Today SSD is pretty much only used as a cache, regardless of where its deployed. And to provide a given level of performance speedup, caches generally have been sized at somewhere around 2% – 4% of the primary data store (it varies by application and exactly what you’re trying to speed up).

In virtual environments, write performance is much more critical because it tends to comprise a much higher percentage of the read/write workload – in VSI environments its not uncommon to see 50% reads/50% writes, and in VDI environments we’ve seen 70% write environments. Unless you’re using a write back cache (with all the attendant additional expense associated with that), you’re not going to get any write performance speedup from the conventional cache architectures, just read.

But now think about what a log architecture, applied at the storage layer, could add. Circular logs that are continuously draining (asynchronously) as they are filling need very little storage capacity to speed up ALL writes for ALL VMs ALL the time. In our experience, you need a log of about 10GB in size for each heavily loaded physical host.

Think about what that could mean for a 16 host environment with 20TB. You could get away with 2-4 200GB enterprise flash drives instead of the 10-12 that you might otherwise deploy in a 20TB environment.

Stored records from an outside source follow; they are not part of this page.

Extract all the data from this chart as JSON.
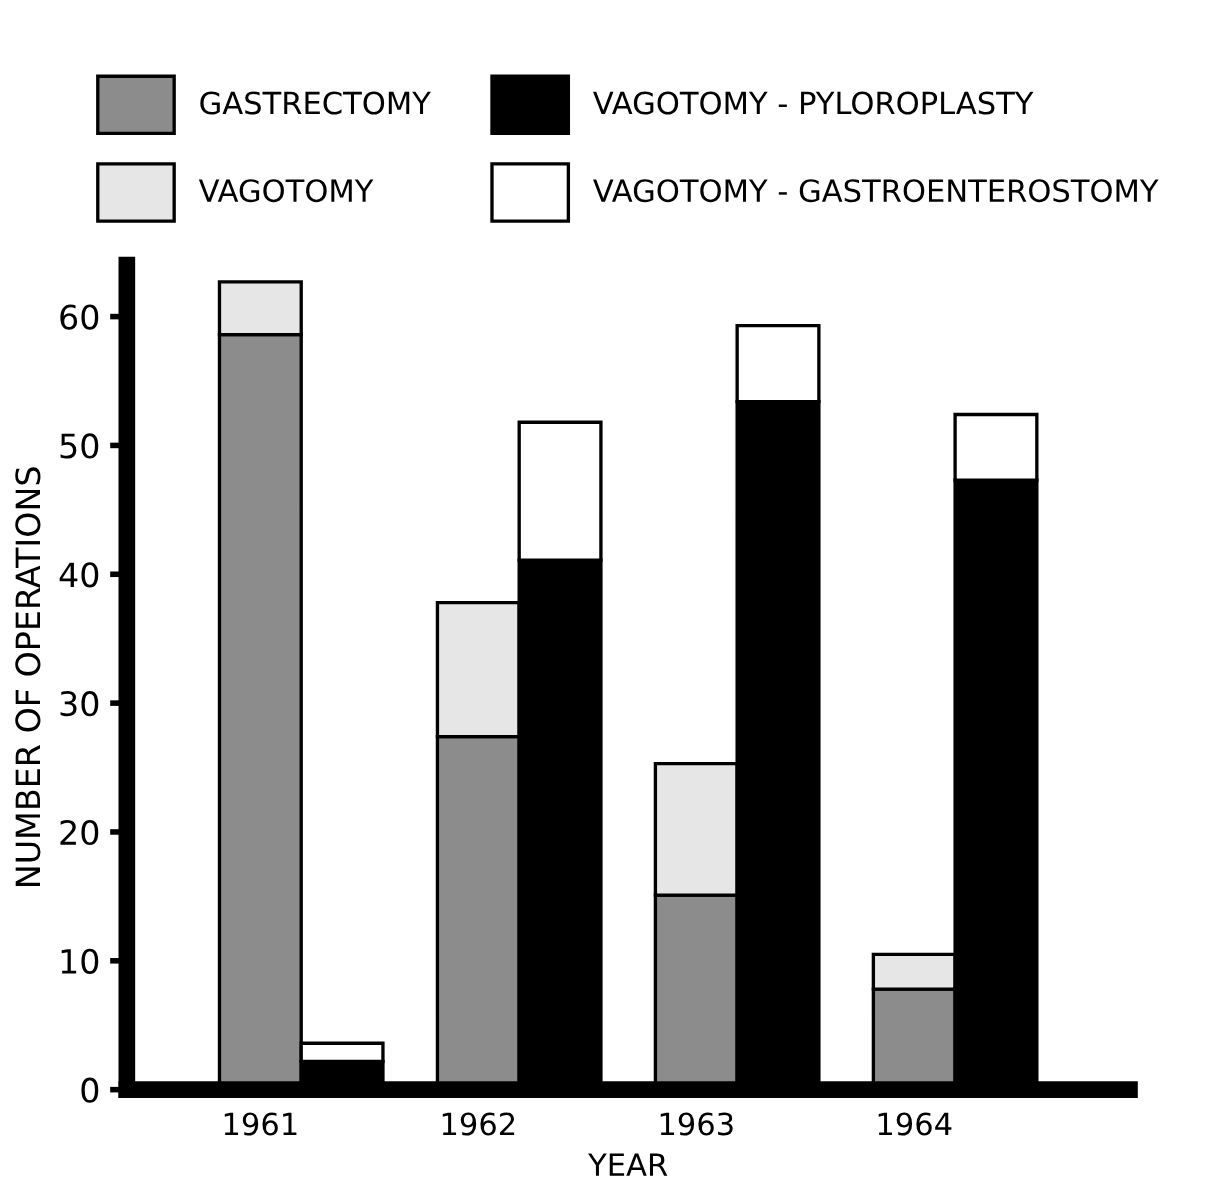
{
  "chart_data": {
    "type": "bar",
    "stacked": true,
    "xlabel": "YEAR",
    "ylabel": "NUMBER OF OPERATIONS",
    "categories": [
      "1961",
      null,
      "1962",
      null,
      "1963",
      null,
      "1964",
      null
    ],
    "ylim": [
      0,
      64
    ],
    "yticks": [
      0,
      10,
      20,
      30,
      40,
      50,
      60
    ],
    "grid": false,
    "legend": "top",
    "series": [
      {
        "name": "GASTRECTOMY",
        "color": "#8c8c8c",
        "values": [
          58.6,
          null,
          27.4,
          null,
          15.1,
          null,
          7.8,
          null
        ]
      },
      {
        "name": "VAGOTOMY",
        "color": "#e6e6e6",
        "values": [
          4.1,
          null,
          10.4,
          null,
          10.2,
          null,
          2.7,
          null
        ]
      },
      {
        "name": "VAGOTOMY - PYLOROPLASTY",
        "color": "#000000",
        "values": [
          null,
          2.2,
          null,
          41.1,
          null,
          53.4,
          null,
          47.3
        ]
      },
      {
        "name": "VAGOTOMY - GASTROENTEROSTOMY",
        "color": "#ffffff",
        "values": [
          null,
          1.4,
          null,
          10.7,
          null,
          5.9,
          null,
          5.1
        ]
      }
    ]
  }
}
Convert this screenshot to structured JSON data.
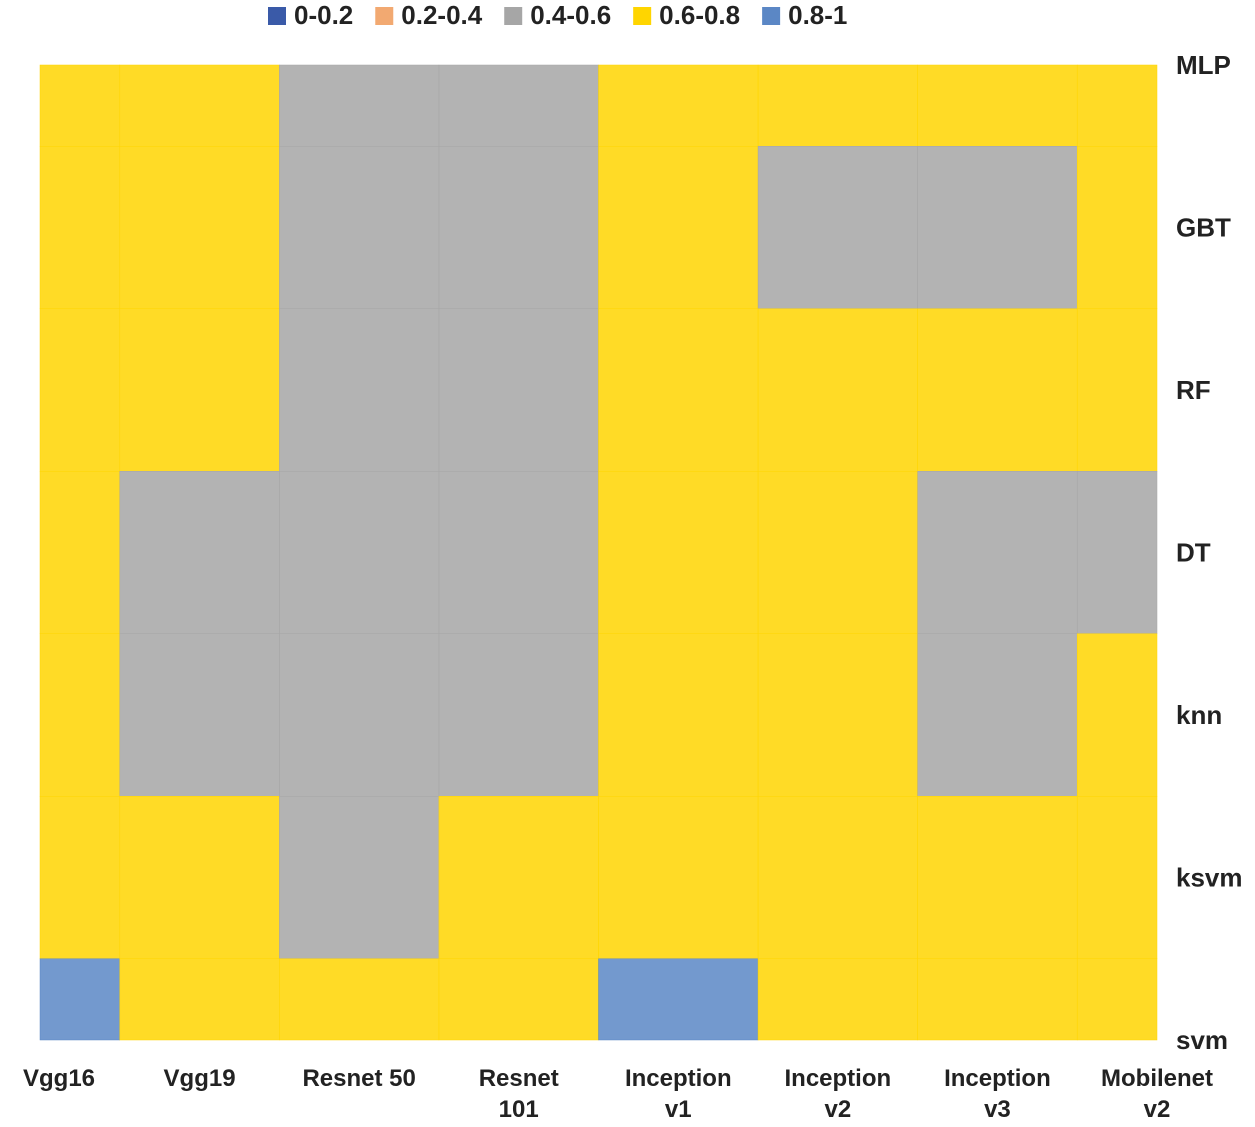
{
  "chart_data": {
    "type": "surface",
    "categories": [
      "Vgg16",
      "Vgg19",
      "Resnet 50",
      "Resnet 101",
      "Inception v1",
      "Inception v2",
      "Inception v3",
      "Mobilenet v2"
    ],
    "rows": [
      "MLP",
      "GBT",
      "RF",
      "DT",
      "knn",
      "ksvm",
      "svm"
    ],
    "levels": [
      0,
      0.2,
      0.4,
      0.6,
      0.8,
      1
    ],
    "series": [
      {
        "name": "0-0.2",
        "color": "#3a5aa8"
      },
      {
        "name": "0.2-0.4",
        "color": "#f2a971"
      },
      {
        "name": "0.4-0.6",
        "color": "#a6a6a6"
      },
      {
        "name": "0.6-0.8",
        "color": "#ffd500"
      },
      {
        "name": "0.8-1",
        "color": "#5b87c5"
      }
    ],
    "values": [
      [
        0.65,
        0.7,
        0.55,
        0.55,
        0.65,
        0.65,
        0.62,
        0.65
      ],
      [
        0.7,
        0.7,
        0.5,
        0.5,
        0.7,
        0.55,
        0.5,
        0.65
      ],
      [
        0.65,
        0.65,
        0.5,
        0.5,
        0.65,
        0.7,
        0.7,
        0.65
      ],
      [
        0.7,
        0.55,
        0.5,
        0.5,
        0.7,
        0.72,
        0.5,
        0.5
      ],
      [
        0.7,
        0.5,
        0.55,
        0.5,
        0.7,
        0.75,
        0.55,
        0.65
      ],
      [
        0.8,
        0.75,
        0.5,
        0.7,
        0.72,
        0.75,
        0.7,
        0.75
      ],
      [
        0.9,
        0.75,
        0.7,
        0.7,
        0.85,
        0.7,
        0.7,
        0.7
      ]
    ]
  }
}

If you have a “linked clone” type snapshot technology combined with storage tiering, you could take the extra SSD capacity and create a tier 0 for critical VMs that need very high read performance, like for example the golden masters in a VDI environment or common templates you use to create your server VMs.

This covers both needs – read and write performance – using a lot less storage. That means pretty much the same performance you’d get with the more expensive configuration with more SSDs for a lot less money. If you want to use SSD efficiently, a log architecture is a great idea. And if the logs are placed in shared, non-volatile, external storage (like the SSDs hosted in a SAN array or SAN-based SSD appliance), you can fully support HA.

Host-based SSD cards are closer to the physical host so theoretically they’ll provide more performance speedup, but given Amdahl’s law, how much of that can you really use? Array-based SSD will still get you past storage latencies as your critical bottleneck, and if they’re implemented using a log based architecture you’ll get HA and large write performance speedups as well using a lot less of it.

The StorageMojo take
Write-through caches avoid a lot of sticky update synchronization problems, but as Eric notes they aren’t the best choice in write-intensive environments. And HA adds to the requirements: the cache must be network accessible.

But his larger point bears repeating: SSDs are wonderful for handling metadata. And as we move to object storage and more metadata that capability will become even more valuable.

Courteous comments welcome, of course. I think Virsto’s architecture is smart and fixes some real problems with VMware and vMotion.